Bienvenidas sean esas prebendas si van dirigidas al bien público, claro está que las podrían dedicar a mejorar las condiciones salariales de sus empleados o a instalar fabricas en su patria o destinarlas a becas para los hijos de sus empleados, pero si el objeto de esta libre donación sigue otros derroteros preferidos por el donante, bien está; siempre y cuando sean útiles y eficientes a la sociedad y sean coherentes con las políticas sanitarias, educativas o formativas del país. Regalar barcos de recreo para jubilados en Madrid no tiene sentido.
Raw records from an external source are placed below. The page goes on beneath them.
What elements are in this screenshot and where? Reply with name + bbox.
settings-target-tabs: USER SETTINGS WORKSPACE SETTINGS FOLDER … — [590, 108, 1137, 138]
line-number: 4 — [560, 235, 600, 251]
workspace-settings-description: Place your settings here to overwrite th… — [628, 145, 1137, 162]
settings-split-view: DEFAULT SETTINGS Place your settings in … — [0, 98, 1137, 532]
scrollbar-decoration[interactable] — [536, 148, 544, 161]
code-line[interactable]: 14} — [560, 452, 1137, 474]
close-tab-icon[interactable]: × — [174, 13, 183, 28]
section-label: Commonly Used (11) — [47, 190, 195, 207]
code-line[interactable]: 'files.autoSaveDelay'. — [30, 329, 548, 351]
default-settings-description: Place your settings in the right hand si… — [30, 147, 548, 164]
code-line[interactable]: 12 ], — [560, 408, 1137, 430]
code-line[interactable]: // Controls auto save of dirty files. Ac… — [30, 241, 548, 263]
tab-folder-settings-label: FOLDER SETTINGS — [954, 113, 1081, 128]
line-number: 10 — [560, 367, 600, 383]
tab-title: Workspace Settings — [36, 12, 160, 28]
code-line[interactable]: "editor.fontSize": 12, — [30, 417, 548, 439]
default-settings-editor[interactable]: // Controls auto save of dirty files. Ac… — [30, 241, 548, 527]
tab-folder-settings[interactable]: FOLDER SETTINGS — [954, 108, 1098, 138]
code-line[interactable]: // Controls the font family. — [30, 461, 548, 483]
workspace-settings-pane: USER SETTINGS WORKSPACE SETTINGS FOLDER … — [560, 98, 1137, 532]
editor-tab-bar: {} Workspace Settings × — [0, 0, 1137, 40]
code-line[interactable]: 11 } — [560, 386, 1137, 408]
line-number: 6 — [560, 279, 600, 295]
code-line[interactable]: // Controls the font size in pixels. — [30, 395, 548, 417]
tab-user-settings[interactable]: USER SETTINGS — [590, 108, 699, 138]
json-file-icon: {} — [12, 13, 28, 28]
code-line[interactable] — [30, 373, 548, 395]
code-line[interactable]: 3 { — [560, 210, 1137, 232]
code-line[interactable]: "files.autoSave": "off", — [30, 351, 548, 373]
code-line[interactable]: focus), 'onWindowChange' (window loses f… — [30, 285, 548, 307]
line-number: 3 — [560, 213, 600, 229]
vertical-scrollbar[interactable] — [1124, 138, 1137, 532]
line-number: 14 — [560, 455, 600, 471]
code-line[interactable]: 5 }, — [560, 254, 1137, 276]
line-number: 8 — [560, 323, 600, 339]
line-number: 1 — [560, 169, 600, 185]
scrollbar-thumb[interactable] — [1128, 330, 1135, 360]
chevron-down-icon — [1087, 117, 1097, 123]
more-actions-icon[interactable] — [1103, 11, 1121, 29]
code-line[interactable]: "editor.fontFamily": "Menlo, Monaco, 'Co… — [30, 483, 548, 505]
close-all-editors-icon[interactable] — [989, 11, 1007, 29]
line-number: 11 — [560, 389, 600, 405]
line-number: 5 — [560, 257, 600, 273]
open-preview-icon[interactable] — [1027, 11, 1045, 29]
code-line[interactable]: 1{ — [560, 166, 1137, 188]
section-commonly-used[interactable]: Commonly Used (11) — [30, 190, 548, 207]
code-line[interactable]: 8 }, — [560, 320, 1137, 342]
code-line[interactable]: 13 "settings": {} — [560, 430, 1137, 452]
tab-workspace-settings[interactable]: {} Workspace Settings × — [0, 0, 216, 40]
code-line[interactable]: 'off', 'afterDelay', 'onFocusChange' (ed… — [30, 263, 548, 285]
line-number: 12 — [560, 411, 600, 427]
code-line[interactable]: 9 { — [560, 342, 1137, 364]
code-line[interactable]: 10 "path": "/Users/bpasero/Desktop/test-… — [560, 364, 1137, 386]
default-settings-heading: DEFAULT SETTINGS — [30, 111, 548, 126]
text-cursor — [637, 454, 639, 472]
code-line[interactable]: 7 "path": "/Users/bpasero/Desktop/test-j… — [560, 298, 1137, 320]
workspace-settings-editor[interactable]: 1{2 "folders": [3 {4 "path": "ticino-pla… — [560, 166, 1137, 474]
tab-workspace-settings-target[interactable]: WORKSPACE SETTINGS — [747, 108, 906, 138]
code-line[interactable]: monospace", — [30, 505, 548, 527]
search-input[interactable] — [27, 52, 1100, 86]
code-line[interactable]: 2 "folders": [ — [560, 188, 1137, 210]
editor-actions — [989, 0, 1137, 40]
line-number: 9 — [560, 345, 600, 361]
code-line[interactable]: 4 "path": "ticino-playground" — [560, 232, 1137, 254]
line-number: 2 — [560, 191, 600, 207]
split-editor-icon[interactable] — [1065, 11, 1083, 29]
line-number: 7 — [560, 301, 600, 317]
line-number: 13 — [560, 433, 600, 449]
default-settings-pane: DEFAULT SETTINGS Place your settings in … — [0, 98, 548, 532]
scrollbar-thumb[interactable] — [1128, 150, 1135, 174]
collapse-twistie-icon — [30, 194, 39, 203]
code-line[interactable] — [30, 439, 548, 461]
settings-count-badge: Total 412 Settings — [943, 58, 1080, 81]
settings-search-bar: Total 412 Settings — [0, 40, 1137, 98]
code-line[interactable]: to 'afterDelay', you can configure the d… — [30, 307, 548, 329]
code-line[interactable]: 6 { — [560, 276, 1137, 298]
Cuando el donante es generoso y altruista, sus donaciones son anónimas porque prima la intención sobre el beneficio sea fiscal o personal. Como ejemplo tenemos a los anónimos donantes de órganos que salvan vidas y su gesto de incalculable valor es superior, en mi opinión, a cientos de millones de euros. No obstante, si el generoso donante quiere hacer público su gesto para desgravarse u obtener el reconocimiento público está en su derecho, pero no es un mérito. Dar de lo que te sobra en la abundancia es un acto de caridad, pero dar lo que te supone un gran esfuerzo o incluso te ha supuesto perder la vida es un verdadero gesto de admirable desprendimiento.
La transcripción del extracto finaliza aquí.